Kristen and her family would spend the next four weeks in the hospital as the teenager started to slowly gain movement back — starting with a twitch of her finger, then raising her wrist and eventually breathing on her own.
Kristen’s road to recovery brought the family to the Madonna Rehabilitation Hospitals in Lincoln, Nebraska.
“When you get there it’s so overwhelming — everyone just kept coming at her, coming at her. I think the second day we were there they had her standing up for 10 seconds and she couldn’t take it,” said Tracy.
For the next 8 weeks, Kristen worked to regain her strength and ability to walk.
Kristen was released from Madonna on February 28th and was able to surprise her church group that meant so much to her.

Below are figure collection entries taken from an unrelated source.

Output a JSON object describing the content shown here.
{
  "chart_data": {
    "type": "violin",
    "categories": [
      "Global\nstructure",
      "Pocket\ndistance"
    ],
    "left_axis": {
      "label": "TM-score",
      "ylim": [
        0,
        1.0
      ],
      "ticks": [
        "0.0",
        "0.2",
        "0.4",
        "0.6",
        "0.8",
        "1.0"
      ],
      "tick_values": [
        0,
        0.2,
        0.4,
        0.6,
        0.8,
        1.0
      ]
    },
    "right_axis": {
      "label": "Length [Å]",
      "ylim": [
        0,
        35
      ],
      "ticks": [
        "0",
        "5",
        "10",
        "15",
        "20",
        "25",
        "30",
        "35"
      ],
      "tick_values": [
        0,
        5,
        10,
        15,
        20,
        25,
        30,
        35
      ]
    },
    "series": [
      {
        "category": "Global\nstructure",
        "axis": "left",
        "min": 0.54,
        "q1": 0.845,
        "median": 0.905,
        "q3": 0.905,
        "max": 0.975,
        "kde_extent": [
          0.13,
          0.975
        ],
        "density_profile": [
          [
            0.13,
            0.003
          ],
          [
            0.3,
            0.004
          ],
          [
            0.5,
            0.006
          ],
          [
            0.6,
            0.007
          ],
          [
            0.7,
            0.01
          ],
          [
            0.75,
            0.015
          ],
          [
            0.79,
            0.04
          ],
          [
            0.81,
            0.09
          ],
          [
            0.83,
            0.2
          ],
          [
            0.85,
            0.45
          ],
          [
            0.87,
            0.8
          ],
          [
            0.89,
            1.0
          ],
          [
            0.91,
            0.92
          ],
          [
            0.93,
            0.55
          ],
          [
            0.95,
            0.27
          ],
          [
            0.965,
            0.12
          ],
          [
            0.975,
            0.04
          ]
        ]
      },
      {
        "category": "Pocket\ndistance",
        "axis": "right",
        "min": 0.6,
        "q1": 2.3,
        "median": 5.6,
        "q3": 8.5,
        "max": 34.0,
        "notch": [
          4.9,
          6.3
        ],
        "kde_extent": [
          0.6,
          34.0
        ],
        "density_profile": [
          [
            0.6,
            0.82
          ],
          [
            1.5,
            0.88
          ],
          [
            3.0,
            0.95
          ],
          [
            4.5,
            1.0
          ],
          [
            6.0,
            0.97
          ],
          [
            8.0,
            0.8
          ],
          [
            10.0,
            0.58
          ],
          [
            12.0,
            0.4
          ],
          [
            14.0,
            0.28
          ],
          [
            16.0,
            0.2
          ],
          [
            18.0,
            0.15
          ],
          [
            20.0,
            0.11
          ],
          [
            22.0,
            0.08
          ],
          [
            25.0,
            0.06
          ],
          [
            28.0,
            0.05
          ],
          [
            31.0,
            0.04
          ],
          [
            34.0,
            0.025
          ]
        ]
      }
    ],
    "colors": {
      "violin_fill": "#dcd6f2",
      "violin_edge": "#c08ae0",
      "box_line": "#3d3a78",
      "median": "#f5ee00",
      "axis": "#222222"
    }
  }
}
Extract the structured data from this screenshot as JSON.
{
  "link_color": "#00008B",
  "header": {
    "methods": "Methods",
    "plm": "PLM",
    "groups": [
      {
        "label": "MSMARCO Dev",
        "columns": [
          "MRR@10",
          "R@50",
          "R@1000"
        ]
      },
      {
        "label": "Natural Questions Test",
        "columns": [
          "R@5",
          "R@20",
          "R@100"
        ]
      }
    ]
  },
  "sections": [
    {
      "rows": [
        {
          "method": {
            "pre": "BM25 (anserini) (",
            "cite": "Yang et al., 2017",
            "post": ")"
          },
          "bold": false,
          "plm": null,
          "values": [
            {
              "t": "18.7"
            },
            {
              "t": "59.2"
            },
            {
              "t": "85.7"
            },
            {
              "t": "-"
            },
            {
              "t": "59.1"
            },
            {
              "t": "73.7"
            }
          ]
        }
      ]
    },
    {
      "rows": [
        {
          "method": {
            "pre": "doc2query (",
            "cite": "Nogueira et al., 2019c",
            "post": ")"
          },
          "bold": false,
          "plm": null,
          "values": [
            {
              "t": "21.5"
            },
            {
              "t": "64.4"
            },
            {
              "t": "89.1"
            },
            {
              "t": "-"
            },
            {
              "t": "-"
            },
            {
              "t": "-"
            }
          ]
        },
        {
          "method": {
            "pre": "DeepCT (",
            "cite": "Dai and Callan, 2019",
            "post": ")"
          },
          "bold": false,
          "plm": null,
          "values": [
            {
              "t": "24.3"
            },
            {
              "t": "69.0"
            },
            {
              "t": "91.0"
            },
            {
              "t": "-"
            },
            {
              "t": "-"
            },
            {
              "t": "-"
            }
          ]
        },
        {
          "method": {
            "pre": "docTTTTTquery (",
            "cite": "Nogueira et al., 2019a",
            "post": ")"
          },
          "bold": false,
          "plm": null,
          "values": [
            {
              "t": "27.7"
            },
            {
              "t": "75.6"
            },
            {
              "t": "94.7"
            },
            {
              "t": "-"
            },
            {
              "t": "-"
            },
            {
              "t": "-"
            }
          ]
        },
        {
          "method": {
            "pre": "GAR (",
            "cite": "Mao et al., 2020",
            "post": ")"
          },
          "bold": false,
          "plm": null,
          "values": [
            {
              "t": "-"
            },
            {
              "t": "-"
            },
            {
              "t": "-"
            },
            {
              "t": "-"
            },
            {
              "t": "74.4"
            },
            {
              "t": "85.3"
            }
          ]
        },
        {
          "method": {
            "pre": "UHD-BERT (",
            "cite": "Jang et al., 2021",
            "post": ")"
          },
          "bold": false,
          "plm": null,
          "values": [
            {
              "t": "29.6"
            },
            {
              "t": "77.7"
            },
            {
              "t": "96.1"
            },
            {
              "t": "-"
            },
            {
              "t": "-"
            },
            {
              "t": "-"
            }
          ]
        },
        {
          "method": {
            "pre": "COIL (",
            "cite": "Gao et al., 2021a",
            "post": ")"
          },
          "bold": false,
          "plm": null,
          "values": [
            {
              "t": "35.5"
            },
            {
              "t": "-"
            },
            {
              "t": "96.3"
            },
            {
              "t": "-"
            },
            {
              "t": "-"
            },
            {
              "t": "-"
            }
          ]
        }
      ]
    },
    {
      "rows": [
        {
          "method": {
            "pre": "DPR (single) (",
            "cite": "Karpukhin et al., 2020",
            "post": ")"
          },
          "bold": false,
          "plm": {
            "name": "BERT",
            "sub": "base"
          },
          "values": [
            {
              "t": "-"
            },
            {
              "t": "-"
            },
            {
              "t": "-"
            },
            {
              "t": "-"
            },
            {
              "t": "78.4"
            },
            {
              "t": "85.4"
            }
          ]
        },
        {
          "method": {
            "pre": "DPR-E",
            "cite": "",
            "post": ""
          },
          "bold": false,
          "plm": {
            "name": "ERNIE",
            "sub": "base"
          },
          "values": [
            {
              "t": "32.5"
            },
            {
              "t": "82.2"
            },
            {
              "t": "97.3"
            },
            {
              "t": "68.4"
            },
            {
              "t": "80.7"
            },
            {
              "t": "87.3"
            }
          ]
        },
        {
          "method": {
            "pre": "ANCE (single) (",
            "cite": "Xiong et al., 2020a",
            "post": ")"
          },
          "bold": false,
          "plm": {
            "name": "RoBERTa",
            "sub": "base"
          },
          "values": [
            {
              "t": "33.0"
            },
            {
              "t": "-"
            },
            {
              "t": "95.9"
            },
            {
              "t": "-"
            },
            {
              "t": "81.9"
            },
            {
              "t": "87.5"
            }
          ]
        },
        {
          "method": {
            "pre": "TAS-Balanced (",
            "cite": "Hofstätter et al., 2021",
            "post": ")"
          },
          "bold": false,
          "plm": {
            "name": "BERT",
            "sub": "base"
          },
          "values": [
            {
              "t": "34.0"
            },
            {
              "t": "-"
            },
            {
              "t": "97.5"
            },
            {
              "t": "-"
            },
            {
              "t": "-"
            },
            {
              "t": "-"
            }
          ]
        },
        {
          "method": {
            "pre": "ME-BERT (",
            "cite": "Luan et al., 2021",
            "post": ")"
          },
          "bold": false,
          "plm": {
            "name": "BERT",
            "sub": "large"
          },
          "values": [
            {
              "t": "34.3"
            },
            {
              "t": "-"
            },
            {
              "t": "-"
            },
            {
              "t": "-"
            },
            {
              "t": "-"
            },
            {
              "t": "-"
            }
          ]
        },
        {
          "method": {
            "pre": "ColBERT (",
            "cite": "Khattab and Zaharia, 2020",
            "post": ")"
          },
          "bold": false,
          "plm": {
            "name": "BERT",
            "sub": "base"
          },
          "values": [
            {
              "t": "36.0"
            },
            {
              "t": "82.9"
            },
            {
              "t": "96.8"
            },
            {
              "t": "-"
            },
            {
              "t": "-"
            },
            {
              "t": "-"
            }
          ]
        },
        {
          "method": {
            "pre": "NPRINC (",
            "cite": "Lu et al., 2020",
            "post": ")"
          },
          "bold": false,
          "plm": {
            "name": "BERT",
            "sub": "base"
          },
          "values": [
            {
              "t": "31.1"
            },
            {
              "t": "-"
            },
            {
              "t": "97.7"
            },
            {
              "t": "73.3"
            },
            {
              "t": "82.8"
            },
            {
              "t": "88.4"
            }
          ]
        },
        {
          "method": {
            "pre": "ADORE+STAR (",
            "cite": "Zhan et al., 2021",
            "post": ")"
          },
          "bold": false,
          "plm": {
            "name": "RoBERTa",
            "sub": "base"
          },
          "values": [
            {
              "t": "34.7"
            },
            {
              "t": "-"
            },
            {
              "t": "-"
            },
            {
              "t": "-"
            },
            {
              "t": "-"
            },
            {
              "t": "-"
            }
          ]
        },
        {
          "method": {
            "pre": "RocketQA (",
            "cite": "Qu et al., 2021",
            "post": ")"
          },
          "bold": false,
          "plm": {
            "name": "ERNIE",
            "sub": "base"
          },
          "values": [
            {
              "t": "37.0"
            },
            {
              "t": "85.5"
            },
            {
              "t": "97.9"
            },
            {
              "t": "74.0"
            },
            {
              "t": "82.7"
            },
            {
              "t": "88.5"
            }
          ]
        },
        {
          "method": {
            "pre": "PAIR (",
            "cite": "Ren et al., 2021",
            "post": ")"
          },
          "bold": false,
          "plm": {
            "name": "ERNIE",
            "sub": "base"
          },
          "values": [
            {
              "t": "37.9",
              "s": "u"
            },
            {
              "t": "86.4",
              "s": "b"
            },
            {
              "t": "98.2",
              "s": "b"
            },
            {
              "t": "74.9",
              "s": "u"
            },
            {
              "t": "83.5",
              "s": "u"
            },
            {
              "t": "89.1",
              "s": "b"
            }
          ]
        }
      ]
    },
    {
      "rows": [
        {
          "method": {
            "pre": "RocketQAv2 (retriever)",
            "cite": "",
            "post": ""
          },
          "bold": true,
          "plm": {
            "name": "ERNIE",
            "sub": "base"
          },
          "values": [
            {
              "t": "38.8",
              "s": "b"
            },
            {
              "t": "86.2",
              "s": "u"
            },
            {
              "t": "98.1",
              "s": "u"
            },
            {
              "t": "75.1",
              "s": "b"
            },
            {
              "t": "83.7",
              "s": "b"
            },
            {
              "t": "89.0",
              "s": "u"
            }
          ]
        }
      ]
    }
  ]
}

“Yep, and I went to confirmation that night and it was like normal again,” said Kristen.
Now, at 15 years old, the High School Freshman is on her school’s dance team and in the marching band — making a near full recovery.
“I’m not completely physically better. I still can’t run like I use to or dance, sometimes even walking is hard, but I know it’s getting better,” said Kristen.
Through it all, Kristen and her family say it was their faith in God that kept them going.
“I want to let people know that this stuff is happening and if they’re going through something hard I just want them to know that it’ll be ok. it may not seem like it’s going to be ok, but it will,” said Kristen, “Work hard and never give up.”
Doctors told Kristen’s family that what really helped her recovery was her youth.
Tracy said since she was so young her nerves were able to reconnect and find each other back again.